La mente dei Grateful Dead è senza ombra di dubbio Jerry Garcia, un pacioccone morbido, barbuto e occhialuto tutto da abbracciare, senza la smania di comandare. Lui è un essere vivente politraumatizzato, a cominciare dal suo dito amputato con un’ascia per mano del fratello (Jerry infatti si creerà una “modifica” in cuoio lungo ciò che rimase del dito, per poter suonare le 6 corde). É un leader senza saperlo, capace di incanalare nella sua chitarra una polifonia di sonorità differenti, dispiegate su lunghe improvvisazioni ipnotiche.

I concerti dei Grateful, spesso gratuiti (arrivano a esibirsi anche più volte nella stessa giornata), sono dei viaggioni con partenze e senza ritorni. Suoni che si possono toccare, distorsioni che si possono mangiare, intrecci di fraseggi atonali che si possono annusare. Durante i live permettono al pubblico di filmarli e di distribuire gratuitamente le registrazioni.  

“Live Dead”, del 1969 è il disco che ci racconta questo lato della faccenda gratefuldeadiana. Io vado in visibilio con l’amalgama pastosa di giochi percussivi e basso nel brano “The Eleven”:  Garcia ci conduce in un crescendo che porta al Nirvana, all’estasi divina. Corpo e mente si separano e vanno per funghi prataioli. Ci riporta sulla Terra la cover “Turn On Your Love Light” , condita ovviamente da una buona dose di dilatazioni di chitarre, cori e tastiere. 

Che album “Live Dead”! Ma a proposito di Dead.. sapete della maledizione dei tastieristi dei Grateful Dead? 

LA MALEDIZIONE DEI TASTIERISTI

Fuori uno: Ron “Pigpen” McKernan, amante del blues, muore nel ’73 a 27 anni (aridaje, un altro iscritto al Club27). 

Fuori due: Keith Godchaux è entrato nel gruppo prima che Pigpen schiattasse, perché diciamocelo, il buon Pigpen aveva delle condotte opinabili che,infatti, hanno spianato la strada alla signora con la falce. Keith Godchaux e la moglie corista lasciano la band, dopodiché Keith muore in un incidente stradale.

Fuori tre: tra una toccata di testicoli e l’altra, entra a far parte dei Grateful Mr.Brent Mydland che ovviamente  morirà nel 1990 per overdose. Seguiranno Vince Welnik e Bruce Hornsby, ma purtroppo, ora sarà Jerry Garcia a finire sotto ad un cipresso. Senza il loro simbolo, compositore e leader morale, i Grateful Dead si sciolgono e muoiono con lui. 

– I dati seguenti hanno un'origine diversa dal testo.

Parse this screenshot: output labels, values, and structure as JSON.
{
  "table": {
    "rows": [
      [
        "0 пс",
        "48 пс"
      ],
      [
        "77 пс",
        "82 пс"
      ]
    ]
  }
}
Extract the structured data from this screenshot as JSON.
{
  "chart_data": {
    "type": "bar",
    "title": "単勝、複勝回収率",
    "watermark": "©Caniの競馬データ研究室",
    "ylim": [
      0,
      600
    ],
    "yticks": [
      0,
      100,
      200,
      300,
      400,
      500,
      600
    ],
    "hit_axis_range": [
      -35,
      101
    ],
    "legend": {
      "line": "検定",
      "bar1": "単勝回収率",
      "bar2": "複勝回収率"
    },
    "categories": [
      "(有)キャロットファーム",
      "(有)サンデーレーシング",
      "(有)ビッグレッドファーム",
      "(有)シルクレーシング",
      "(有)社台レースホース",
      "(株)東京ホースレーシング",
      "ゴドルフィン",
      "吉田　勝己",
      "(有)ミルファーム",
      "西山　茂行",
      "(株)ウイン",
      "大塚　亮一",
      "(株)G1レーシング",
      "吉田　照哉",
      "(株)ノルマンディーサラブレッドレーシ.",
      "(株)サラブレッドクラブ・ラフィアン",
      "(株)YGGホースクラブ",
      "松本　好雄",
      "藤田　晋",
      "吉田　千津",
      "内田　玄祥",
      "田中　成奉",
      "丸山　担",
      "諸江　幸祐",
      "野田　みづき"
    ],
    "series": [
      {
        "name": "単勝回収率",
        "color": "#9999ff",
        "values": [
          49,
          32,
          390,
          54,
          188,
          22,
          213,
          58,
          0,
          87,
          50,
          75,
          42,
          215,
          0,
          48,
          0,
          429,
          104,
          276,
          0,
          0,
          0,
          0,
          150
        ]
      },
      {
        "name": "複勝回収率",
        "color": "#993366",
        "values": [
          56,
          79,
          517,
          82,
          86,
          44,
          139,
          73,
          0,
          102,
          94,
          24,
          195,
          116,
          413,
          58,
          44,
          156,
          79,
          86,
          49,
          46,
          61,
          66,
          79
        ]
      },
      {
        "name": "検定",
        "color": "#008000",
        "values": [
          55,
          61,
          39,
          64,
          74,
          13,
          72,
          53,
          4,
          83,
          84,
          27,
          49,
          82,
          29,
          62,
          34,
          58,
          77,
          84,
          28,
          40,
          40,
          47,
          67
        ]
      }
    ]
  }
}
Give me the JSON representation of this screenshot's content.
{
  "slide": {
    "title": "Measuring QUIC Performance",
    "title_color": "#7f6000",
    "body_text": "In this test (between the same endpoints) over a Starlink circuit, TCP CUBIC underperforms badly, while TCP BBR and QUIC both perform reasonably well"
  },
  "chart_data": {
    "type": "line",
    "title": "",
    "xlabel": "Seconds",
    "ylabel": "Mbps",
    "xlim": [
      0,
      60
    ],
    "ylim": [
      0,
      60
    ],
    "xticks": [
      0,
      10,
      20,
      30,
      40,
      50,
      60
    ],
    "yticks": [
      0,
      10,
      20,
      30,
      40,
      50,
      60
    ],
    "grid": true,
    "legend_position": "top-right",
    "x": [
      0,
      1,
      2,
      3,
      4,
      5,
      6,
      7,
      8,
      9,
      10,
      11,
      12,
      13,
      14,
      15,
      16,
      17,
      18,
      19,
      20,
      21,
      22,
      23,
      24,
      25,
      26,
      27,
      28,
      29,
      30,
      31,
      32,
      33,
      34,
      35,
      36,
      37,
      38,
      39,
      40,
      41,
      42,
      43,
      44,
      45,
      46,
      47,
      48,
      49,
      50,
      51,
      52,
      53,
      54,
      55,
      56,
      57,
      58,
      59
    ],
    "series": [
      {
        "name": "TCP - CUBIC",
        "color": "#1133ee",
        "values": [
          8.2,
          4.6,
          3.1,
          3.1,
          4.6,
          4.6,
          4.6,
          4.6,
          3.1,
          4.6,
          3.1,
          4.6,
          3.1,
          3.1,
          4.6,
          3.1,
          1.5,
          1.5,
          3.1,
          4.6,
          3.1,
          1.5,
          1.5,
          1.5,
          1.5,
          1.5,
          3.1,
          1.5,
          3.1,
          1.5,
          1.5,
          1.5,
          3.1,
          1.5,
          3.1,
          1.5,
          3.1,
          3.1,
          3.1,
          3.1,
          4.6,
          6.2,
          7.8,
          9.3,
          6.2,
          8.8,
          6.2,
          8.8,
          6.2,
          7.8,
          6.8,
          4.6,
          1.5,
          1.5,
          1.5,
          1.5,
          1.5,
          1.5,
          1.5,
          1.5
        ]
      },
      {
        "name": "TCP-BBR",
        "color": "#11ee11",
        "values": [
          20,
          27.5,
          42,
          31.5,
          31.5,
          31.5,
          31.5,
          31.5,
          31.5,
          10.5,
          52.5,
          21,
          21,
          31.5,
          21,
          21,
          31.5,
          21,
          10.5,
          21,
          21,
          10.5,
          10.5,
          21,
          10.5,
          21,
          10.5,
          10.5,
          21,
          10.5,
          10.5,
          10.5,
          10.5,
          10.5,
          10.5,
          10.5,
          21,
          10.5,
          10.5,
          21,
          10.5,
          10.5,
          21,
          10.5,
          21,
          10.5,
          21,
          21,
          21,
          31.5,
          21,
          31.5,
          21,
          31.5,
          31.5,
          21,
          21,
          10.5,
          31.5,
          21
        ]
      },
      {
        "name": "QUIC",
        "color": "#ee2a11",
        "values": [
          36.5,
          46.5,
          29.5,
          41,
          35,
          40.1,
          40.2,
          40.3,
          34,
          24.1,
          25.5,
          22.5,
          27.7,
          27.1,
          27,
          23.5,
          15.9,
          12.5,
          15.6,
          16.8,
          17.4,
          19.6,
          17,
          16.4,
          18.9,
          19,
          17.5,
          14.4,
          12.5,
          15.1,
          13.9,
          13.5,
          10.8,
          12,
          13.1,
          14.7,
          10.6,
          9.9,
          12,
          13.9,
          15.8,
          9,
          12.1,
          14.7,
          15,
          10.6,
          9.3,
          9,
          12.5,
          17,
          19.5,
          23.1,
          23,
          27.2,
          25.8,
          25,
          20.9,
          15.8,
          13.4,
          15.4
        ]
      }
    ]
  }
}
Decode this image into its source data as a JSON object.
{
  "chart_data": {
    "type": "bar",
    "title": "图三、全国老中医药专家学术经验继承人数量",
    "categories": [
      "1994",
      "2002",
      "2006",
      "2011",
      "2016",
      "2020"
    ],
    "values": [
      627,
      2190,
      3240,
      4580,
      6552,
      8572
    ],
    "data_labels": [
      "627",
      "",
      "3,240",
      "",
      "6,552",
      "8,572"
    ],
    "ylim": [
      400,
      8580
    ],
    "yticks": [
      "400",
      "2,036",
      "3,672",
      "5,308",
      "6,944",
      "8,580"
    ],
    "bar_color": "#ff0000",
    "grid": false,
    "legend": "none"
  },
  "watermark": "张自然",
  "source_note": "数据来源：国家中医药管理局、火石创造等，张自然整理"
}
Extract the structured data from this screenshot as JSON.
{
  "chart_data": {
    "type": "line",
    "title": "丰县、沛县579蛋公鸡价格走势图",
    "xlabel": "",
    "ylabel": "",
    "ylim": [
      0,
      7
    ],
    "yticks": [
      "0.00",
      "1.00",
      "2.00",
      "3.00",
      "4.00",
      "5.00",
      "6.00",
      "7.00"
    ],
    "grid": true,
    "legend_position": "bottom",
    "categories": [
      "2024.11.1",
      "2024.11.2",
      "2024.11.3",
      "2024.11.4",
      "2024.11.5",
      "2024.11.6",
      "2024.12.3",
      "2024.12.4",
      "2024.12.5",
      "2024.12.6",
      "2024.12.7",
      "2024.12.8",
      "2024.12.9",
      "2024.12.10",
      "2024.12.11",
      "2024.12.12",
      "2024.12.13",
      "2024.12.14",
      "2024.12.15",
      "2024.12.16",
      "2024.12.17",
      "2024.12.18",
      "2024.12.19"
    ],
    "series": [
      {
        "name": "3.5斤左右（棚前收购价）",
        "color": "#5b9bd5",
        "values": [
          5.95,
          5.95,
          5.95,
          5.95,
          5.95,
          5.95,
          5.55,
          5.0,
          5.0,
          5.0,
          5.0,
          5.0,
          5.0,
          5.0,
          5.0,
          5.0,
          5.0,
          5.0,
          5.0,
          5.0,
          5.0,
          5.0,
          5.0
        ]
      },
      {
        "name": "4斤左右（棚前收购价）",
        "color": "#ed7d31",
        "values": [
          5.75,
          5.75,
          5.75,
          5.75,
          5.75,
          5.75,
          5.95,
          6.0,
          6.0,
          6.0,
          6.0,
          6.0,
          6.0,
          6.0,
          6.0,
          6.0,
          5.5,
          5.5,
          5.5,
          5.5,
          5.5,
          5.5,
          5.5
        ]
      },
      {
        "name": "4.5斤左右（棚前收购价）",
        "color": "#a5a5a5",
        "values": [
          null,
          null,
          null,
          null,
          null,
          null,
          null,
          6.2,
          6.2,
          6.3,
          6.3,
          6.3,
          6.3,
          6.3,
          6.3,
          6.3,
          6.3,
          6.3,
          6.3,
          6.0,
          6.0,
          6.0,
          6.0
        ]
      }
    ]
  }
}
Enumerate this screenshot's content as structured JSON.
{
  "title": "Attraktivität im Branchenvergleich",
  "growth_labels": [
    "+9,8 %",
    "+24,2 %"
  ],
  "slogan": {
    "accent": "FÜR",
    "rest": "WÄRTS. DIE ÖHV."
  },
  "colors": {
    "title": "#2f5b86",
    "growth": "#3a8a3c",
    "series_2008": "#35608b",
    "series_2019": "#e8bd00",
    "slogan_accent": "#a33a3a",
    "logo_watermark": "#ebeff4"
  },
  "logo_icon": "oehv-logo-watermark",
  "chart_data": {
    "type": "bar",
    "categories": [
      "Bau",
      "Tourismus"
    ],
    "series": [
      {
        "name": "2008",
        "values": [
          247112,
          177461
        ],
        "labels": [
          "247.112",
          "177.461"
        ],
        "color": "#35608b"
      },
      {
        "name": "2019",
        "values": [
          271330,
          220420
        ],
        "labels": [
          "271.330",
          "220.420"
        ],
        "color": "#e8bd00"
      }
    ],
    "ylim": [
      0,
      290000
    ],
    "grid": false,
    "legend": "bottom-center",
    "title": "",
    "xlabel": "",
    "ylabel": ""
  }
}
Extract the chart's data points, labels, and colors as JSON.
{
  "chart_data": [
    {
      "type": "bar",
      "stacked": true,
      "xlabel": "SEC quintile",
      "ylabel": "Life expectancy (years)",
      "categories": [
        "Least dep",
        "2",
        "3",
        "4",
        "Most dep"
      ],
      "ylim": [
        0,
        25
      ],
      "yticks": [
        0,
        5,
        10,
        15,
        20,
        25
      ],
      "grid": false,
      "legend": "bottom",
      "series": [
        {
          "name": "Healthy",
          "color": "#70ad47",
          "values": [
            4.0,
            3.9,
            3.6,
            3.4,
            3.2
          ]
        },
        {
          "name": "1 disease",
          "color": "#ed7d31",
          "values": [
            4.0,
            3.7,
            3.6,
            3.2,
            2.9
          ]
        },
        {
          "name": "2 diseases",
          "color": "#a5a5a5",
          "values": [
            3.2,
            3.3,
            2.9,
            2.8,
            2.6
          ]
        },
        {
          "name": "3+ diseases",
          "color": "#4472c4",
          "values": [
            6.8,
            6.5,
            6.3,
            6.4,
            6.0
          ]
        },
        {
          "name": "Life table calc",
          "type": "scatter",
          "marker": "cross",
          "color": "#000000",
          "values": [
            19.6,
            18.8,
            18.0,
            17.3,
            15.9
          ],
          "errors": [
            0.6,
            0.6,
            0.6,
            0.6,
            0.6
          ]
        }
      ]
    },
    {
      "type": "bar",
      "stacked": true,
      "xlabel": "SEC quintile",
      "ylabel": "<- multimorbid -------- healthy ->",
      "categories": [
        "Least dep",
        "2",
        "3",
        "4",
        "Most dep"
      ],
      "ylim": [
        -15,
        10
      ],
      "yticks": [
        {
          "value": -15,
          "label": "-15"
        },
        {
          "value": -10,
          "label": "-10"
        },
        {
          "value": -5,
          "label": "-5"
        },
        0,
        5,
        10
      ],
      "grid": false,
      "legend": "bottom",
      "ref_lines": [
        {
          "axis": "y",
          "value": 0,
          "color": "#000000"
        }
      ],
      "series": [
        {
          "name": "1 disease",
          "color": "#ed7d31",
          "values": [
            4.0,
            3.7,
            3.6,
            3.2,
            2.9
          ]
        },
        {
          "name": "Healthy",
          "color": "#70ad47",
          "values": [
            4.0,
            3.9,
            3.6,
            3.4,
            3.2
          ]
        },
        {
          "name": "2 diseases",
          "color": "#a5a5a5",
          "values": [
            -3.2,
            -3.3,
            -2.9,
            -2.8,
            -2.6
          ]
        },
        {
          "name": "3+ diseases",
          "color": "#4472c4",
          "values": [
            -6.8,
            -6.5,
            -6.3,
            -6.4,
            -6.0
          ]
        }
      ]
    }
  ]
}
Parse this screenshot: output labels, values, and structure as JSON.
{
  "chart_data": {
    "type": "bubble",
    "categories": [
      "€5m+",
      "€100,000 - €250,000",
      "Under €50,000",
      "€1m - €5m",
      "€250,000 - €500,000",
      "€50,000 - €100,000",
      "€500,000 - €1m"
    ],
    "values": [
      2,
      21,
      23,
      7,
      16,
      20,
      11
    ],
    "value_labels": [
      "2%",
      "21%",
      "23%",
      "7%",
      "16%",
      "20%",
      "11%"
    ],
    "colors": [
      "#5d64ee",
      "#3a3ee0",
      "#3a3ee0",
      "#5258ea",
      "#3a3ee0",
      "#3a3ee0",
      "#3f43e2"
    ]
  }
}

Il 13 agosto, al Golden Gate Park di San Francisco, una folla di 25.000 persone commemora il suo idolo. Il corpo viene cremato e scoppiano i litigi sul dove disperderne le ceneri: da una parte l’amico Weir e la moglie Deborah che vogliono spargerle nel Gange, ma il fratello, Cliff Garcia, e l’ex moglie di Jerry, vogliono rispettare le volontà di Garcia e disperderle nell’Oceano Pacifico. Nel 1996, vengono assolte entrambe le volontà: una cerimonia svolta lungo il Gange e un’altra su una nave a largo di San Francisco Bay. 

Povero Captain Trip ti hanno fatto fare dei viaggi anche da defunto.